Schäuble critica forma como Grécia tem lidado com crise de refugiados

Schäuble, que ao longo da crise da dívida grega entrou várias vezes em confronto com o governo helénico, volta agora a criticar o país

O ministro alemão das Finanças criticou novamente a Grécia, desta vez pela forma como o país está a lidar com a crise de refugiados e migrantes.
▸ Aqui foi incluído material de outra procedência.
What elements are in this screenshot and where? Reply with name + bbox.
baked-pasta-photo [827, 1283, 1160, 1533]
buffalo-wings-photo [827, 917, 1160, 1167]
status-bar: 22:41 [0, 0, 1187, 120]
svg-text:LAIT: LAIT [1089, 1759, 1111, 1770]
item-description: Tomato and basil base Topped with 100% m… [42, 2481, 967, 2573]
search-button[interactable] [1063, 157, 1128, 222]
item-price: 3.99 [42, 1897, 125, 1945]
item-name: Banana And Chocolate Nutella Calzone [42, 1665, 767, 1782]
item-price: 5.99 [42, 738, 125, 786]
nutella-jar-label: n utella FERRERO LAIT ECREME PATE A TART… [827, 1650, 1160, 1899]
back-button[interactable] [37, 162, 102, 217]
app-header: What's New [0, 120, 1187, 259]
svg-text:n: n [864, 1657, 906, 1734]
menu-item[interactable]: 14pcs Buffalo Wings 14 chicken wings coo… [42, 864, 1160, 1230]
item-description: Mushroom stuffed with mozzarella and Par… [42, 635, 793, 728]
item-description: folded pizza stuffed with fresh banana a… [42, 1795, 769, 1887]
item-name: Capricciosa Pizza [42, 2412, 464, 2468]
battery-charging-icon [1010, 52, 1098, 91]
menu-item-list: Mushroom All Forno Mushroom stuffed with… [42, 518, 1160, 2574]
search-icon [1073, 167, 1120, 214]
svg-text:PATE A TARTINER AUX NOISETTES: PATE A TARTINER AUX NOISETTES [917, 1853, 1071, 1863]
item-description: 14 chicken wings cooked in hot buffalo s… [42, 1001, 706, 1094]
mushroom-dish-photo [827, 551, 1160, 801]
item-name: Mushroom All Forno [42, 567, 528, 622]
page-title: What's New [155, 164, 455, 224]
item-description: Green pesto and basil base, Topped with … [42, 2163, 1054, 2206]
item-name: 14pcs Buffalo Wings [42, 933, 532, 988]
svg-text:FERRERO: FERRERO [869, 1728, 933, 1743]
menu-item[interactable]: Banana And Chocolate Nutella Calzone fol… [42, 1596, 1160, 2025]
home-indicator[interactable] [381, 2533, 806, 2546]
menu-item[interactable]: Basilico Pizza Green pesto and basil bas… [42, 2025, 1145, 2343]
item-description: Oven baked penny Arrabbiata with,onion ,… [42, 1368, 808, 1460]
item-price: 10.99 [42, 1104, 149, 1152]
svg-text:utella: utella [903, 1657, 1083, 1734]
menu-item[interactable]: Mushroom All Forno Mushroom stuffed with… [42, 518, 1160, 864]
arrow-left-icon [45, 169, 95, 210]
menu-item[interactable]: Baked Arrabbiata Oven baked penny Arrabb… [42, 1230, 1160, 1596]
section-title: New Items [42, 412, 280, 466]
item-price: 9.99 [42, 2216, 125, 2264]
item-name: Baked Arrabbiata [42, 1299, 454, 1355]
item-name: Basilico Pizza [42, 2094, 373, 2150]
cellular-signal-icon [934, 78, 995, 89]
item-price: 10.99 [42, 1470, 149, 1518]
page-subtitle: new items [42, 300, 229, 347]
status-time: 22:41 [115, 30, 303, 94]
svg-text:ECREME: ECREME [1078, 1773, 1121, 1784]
Segundo Wolfgang Schäuble, a Grécia tem ignorado as regras que obrigam os migrantes a pedir asilo no primeiro país da União Europeia a que chegam.

Em causa está também a incapacidade grega para controlar as fronteiras, um problema que já levou a agência de controlo de fronteiras europeia Frontex a aceitar reforçar a sua presença até ao final do mês.

Schäuble, que ao longo da crise da dívida grega entrou várias vezes em confronto com o governo helénico, volta agora a criticar o país, dizendo que o tribunais alemães já decidiram várias vezes que que os refugiados não podem ser enviados de volta para a Grécia, porque não serão tratados de forma humana naquele país. "Os gregos não podem culpar os outros pelos seus problemas, também devem olhar para o que podem melhorar", disse, em declarações ao diário Bild am Sonntag.

O ministro alemão disse ainda que a Alemanha está disponível para aumentar despesas militares alemãs. "Devemos libertar mais meios para as iniciativas comuns de defesa europeias", referiu Schäuble

De acordo com o governante, a afluência recorde de refugiados na Europa implica um compromisso reforçado por parte da Alemanha "em matéria de política externa e de segurança", a fim de ajudar a União Europeia a "estabilizar" o Médio Oriente. "Isto vale igualmente para África", acrescentou.

"Em última análise, o nosso objetivo deve ser um exército europeu comum. Os meios afetos aos 28 exércitos nacionais poderão ser melhor utilizados se estiverem reunidos", afirmou Schäuble.

Em relação à distribuição dos requerentes de asilo na União Europeia, o ministro alemão apelou à indulgência dos países mais reticentes em acolher refugiados.

"Os países da Europa de Leste também devem acolher refugiados, mas menos do que a Alemanha [mais de um milhão só este ano]", defendeu Schäuble, sustentando que a Europa poderá sair "reforçada" da crise atual e deu "um passo importante" ao concordar em proteger as suas fronteiras externas.